Cryptocurrency launchpad hit by $3 million supply chain attack

SushiSwap's MISO launchpad hacked via a malicious GitHub commit.
SushiSwap's chief technology officer says the company's MISO platform has been hit by a software supply chain attack. SushiSwap is a community-driven decentralized finance (DeFi) platform that lets users swap, earn, lend, borrow, and leverage cryptocurrency assets all from one place. Launched earlier this year, Sushi's newest offering, Minimal Initial SushiSwap Offering (MISO), is a token launchpad that lets projects launch their own tokens on the Sushi network. Unlike cryptocurrency coins that need a native blockchain and substantive groundwork, DeFi tokens are an easier alternative to implement, as they can function on an existing blockchain. For example, anybody can create their own "digital tokens" on top of the Ethereum blockchain without having to recreate a new cryptocurrency altogether.

stacksofplates

@mlnews said in Miscellaneous Tech News:

Cryptocurrency launchpad hit by $3 million supply chain attack

SushiSwap's MISO launchpad hacked via a malicious GitHub commit.
SushiSwap's chief technology officer says the company's MISO platform has been hit by a software supply chain attack.

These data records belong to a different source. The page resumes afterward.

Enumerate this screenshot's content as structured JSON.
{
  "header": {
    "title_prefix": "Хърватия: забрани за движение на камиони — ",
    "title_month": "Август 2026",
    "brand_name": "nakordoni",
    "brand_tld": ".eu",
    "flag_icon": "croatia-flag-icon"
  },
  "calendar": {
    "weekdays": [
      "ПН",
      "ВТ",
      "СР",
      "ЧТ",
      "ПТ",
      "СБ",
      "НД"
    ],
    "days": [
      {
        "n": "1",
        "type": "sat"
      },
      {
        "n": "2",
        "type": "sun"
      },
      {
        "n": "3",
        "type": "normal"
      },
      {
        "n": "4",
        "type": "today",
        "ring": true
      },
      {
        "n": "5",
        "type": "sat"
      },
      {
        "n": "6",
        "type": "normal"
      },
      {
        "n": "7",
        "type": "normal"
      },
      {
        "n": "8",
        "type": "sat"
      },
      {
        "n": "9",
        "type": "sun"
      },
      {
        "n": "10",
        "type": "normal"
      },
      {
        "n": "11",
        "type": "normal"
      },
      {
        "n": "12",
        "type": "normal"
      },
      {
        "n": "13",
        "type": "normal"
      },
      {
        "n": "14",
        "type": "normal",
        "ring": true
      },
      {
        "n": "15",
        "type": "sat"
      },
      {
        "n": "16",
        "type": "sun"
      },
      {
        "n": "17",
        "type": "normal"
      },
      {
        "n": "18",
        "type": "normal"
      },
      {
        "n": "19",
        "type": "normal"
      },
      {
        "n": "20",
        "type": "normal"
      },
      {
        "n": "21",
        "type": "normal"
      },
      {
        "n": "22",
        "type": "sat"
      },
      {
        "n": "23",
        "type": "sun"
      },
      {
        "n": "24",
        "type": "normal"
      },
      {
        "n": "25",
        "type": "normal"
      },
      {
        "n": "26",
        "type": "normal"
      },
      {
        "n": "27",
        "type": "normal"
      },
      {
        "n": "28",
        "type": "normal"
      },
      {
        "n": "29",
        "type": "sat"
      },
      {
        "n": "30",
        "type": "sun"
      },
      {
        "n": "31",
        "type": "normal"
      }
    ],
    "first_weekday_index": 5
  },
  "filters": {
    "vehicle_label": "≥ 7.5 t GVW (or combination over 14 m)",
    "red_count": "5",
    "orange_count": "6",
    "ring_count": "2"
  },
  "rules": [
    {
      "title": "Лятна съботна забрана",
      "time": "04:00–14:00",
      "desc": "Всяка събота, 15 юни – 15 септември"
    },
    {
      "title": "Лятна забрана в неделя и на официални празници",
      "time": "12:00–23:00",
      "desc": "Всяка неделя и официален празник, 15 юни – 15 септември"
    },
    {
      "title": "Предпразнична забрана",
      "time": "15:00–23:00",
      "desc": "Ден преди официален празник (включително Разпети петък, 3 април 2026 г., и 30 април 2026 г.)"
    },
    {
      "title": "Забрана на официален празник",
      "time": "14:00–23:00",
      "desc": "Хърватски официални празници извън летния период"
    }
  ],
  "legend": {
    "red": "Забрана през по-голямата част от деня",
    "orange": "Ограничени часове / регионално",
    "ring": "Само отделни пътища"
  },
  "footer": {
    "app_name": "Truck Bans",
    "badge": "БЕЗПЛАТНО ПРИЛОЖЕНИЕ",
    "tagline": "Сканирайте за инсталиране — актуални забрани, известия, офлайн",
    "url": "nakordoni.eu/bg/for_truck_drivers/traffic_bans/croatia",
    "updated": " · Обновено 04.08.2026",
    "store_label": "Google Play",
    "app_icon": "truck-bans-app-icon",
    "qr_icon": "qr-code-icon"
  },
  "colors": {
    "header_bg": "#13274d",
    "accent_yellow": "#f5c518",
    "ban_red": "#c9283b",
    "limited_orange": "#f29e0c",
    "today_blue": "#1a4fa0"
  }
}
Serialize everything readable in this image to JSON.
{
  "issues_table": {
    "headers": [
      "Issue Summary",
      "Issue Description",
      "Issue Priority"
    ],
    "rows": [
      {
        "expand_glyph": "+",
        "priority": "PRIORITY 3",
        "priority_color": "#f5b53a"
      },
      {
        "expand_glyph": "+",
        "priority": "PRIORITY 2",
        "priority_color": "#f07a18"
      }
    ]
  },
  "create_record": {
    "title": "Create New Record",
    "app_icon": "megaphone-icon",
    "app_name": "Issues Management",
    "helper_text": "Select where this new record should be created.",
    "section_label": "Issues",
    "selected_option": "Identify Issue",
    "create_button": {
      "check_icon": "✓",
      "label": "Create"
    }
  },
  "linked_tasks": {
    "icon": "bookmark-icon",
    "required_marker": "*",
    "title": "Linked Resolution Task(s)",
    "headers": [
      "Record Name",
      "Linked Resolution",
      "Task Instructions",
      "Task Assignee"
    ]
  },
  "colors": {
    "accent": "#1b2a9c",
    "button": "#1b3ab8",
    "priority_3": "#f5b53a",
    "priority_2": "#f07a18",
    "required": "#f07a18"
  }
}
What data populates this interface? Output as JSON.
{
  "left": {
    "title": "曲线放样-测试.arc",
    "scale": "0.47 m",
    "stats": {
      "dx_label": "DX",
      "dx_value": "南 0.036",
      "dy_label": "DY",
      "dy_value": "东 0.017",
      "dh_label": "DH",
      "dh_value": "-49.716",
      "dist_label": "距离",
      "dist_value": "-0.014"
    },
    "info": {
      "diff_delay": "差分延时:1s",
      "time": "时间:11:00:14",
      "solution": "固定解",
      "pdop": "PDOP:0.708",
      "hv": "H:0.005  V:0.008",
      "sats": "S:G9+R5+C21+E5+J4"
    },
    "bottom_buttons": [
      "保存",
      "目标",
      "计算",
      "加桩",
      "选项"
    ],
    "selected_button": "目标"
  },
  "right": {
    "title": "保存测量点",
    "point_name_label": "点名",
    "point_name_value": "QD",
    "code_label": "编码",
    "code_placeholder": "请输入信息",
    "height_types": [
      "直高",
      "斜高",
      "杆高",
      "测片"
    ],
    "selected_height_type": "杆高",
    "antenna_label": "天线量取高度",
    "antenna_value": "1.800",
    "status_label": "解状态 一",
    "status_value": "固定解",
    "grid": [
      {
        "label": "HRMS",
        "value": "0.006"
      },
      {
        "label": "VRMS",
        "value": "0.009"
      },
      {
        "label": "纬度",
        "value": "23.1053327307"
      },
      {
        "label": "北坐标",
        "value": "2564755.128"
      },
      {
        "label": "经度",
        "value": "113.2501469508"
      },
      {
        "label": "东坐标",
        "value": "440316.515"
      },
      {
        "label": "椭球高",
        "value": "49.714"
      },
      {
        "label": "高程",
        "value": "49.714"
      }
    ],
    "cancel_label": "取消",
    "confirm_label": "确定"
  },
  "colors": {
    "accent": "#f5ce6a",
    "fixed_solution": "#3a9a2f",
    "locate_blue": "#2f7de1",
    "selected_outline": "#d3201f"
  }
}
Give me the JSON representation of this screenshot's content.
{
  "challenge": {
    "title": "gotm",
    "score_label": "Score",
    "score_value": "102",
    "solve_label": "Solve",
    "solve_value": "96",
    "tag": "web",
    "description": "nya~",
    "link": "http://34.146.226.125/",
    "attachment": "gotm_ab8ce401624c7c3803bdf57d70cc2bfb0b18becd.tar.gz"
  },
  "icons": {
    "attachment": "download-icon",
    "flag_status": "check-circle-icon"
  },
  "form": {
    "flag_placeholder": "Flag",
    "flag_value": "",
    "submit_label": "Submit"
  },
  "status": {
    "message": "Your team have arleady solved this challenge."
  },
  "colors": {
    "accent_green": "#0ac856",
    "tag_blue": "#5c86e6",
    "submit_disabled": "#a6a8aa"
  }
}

SushiSwap is a community-driven decentralized finance (DeFi) platform that lets users swap, earn, lend, borrow, and leverage cryptocurrency assets all from one place. Launched earlier this year, Sushi's newest offering, Minimal Initial SushiSwap Offering (MISO), is a token launchpad that lets projects launch their own tokens on the Sushi network. Unlike cryptocurrency coins that need a native blockchain and substantive groundwork, DeFi tokens are an easier alternative to implement, as they can function on an existing blockchain. For example, anybody can create their own "digital tokens" on top of the Ethereum blockchain without having to recreate a new cryptocurrency altogether.

Thats not really a supply chain attack. It sounds like someone who had access to contribute to their private repo committed malicious code that wasn't reviewed.

Guessing they used that term since it's hot news right now.